Higher predicted replacement mutability of T cell receptor CDRs than T cell receptor FRs

Zheng et al. (1994) isolated individual germinal centers T cells and sequenced their immune receptor genes. Surprisingly, they found a number of mutations in these genes, raising the intriguing possibility that T cell receptors also undergo somatic hypermutation. The mutations that were found in these T cell receptors seemed to bear the mark of somatic hypermutation. That is, only germinal center T cells, already recruited in the immune response were affected, mutations were mostly found in the CDRs and they were concentrated in the hot spots described for B cell receptor hypermutation. This finding challenges one of the basic paradigms of self-nonself discrimination. It is generally believed that during their development in the thymus, T cells that bind any antigen with sufficiently high affinity are destined to die. On the contrary, when T cells bind antigens with high affinity outside of the thymus, they start replicating and performing their effector functions. T cell receptor mutation in the germinal centers may then turn a benign T cell into an auto-reactive one. Evidently, this finding raised a lot of controversy.

Kepler and Bartl (1998), looking for the presence of mutable motifs in T cell receptors CDRs concluded that some of the T-cell receptor chains resemble immunoglobulins in their mutability pattern, but a consistent trend could not be identified. Human TCR $V_\alpha$ did not show the immunoglobulin mutability pattern, whereas murine $V_\alpha$ did, although only when serine codons were excluded. TCR $V_\beta$ on the other hand, both human and murine, resembled the immunoglobulins.

 

Given that my results on immunoglobulin sequences are unambiguous, I applied the same analysis to human TCR receptor chains. If the FR/CDR mutability bias of immunoglobulin sequences were shared by T cells receptor sequences, we would have indirect evidence that T cell receptor genes also undergo somatic hypermutation, as proposed by Zheng et al. (1994). I used mainly human TCR $\alpha$ (n = 41) and $\beta$ (n = 54) chains. The number of $\gamma$ and $\delta$ sequences is considerably smaller (8 and 3, respectively). I used the IMGT alignments and CDR assignments.

Fig. shows the scatter plot of the predicted FR-CDR nucleotide mutability for the set of $TCR_\alpha$ (in blue) and $TCR_\beta$ (in red) sequences. For most $TCR_\beta$ sequences, the predicted CDR replacement mutability is higher than the FR mutability. For $TCR_\alpha$ this difference is not so clear, many sequences having, in fact lower FR than CDR mutability. Testing for evidence of mutability optimization with respect to somatic hypermutation, I find such evidence for $TCR_\beta$, but not for $TCR_\alpha$. The rank of the set average of FR mutability among 10⁴ variant sets with identical translation, but random codon usage, is 0.0103 in the case of $TCR_\beta$, and 0.3524 in the case of $TCR_\alpha$. CDR mutability ranks 0.9581 in the case of $TCR_\beta$, and 0.3941 in the case of $TCR_\alpha$.

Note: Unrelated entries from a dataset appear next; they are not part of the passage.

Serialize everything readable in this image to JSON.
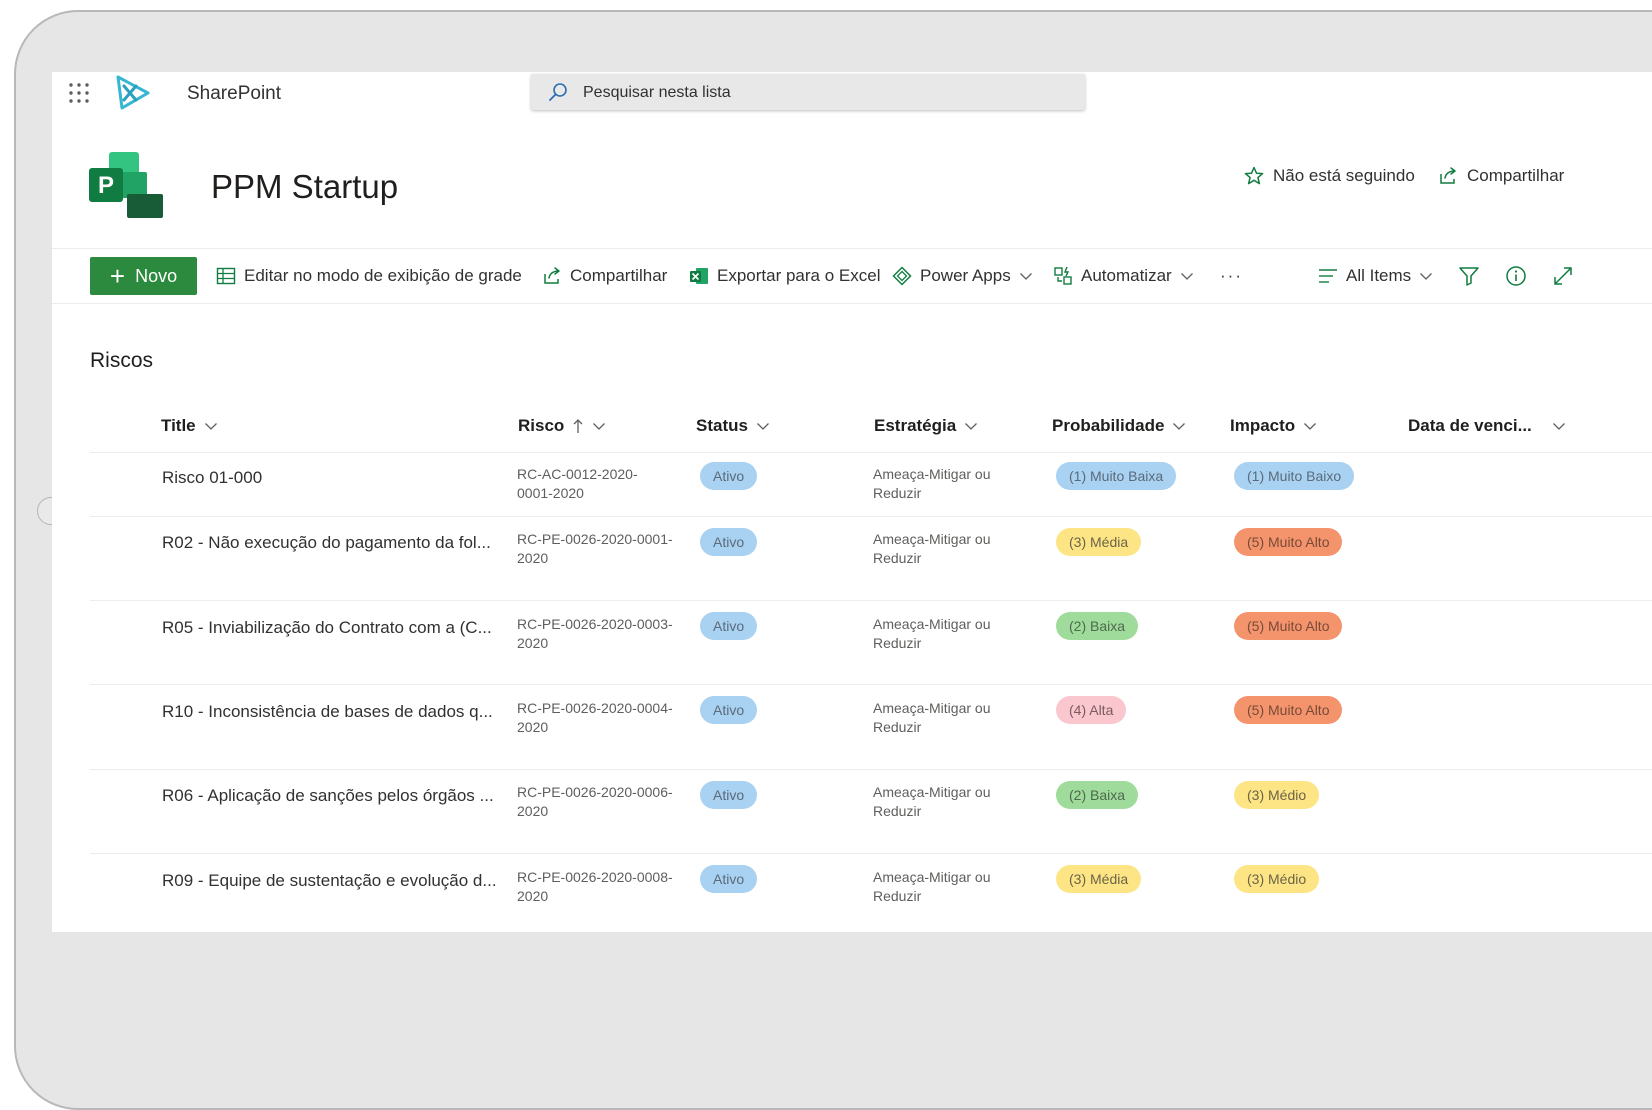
{
  "suite": {
    "app_name": "SharePoint",
    "search_placeholder": "Pesquisar nesta lista"
  },
  "site": {
    "title": "PPM Startup",
    "follow_label": "Não está seguindo",
    "share_label": "Compartilhar",
    "logo_letter": "P"
  },
  "commands": {
    "new": "Novo",
    "grid_edit": "Editar no modo de exibição de grade",
    "share": "Compartilhar",
    "export": "Exportar para o Excel",
    "power_apps": "Power Apps",
    "automate": "Automatizar",
    "more": "···",
    "view": "All Items"
  },
  "list": {
    "title": "Riscos",
    "columns": [
      "Title",
      "Risco",
      "Status",
      "Estratégia",
      "Probabilidade",
      "Impacto",
      "Data de venci..."
    ],
    "rows": [
      {
        "title": "Risco 01-000",
        "risco_1": "RC-AC-0012-2020-",
        "risco_2": "0001-2020",
        "status": "Ativo",
        "estrategia_1": "Ameaça-Mitigar ou",
        "estrategia_2": "Reduzir",
        "probabilidade": "(1) Muito Baixa",
        "impacto": "(1) Muito Baixo"
      },
      {
        "title": "R02 - Não execução do pagamento da fol...",
        "risco_1": "RC-PE-0026-2020-0001-",
        "risco_2": "2020",
        "status": "Ativo",
        "estrategia_1": "Ameaça-Mitigar ou",
        "estrategia_2": "Reduzir",
        "probabilidade": "(3) Média",
        "impacto": "(5) Muito Alto"
      },
      {
        "title": "R05 - Inviabilização do Contrato com a (C...",
        "risco_1": "RC-PE-0026-2020-0003-",
        "risco_2": "2020",
        "status": "Ativo",
        "estrategia_1": "Ameaça-Mitigar ou",
        "estrategia_2": "Reduzir",
        "probabilidade": "(2) Baixa",
        "impacto": "(5) Muito Alto"
      },
      {
        "title": "R10 - Inconsistência de bases de dados q...",
        "risco_1": "RC-PE-0026-2020-0004-",
        "risco_2": "2020",
        "status": "Ativo",
        "estrategia_1": "Ameaça-Mitigar ou",
        "estrategia_2": "Reduzir",
        "probabilidade": "(4) Alta",
        "impacto": "(5) Muito Alto"
      },
      {
        "title": "R06 - Aplicação de sanções pelos órgãos ...",
        "risco_1": "RC-PE-0026-2020-0006-",
        "risco_2": "2020",
        "status": "Ativo",
        "estrategia_1": "Ameaça-Mitigar ou",
        "estrategia_2": "Reduzir",
        "probabilidade": "(2) Baixa",
        "impacto": "(3) Médio"
      },
      {
        "title": "R09 - Equipe de sustentação e evolução d...",
        "risco_1": "RC-PE-0026-2020-0008-",
        "risco_2": "2020",
        "status": "Ativo",
        "estrategia_1": "Ameaça-Mitigar ou",
        "estrategia_2": "Reduzir",
        "probabilidade": "(3) Média",
        "impacto": "(3) Médio"
      }
    ]
  },
  "colors": {
    "primary_button": "#2b8a3e",
    "link_blue": "#0078d4",
    "excel_green": "#1d6f42"
  }
}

These results allow a number of interpretations. They could indicate that somatic hypermutation currently affects T cell receptors, as suggested by Zheng et al. (1994). They could also indicate that the hypermutation mechanism does not operate in these genes currently, but it affected the ancestral receptor from which immunoglobulins and T cell receptors diverged. This feature would then have been preserved in immunoglobulin chains, but lost in T cells, whose sequence drifted away from the one that supported somatic mutation. The mutability pattern of immunoglobulins in other species also argues for somatic mutation being discovered early in phylogeny. This has also been suggested by M.Flajnik (personal communication, 1998). Finally, this result could indicate that the somatic hypermutation mechanism adapted to the codon bias of immunoglobulin genes. This codon bias could be shared by some of the T cell receptor genes, by virtue of the genealogical relationship between T cell and B cell receptors.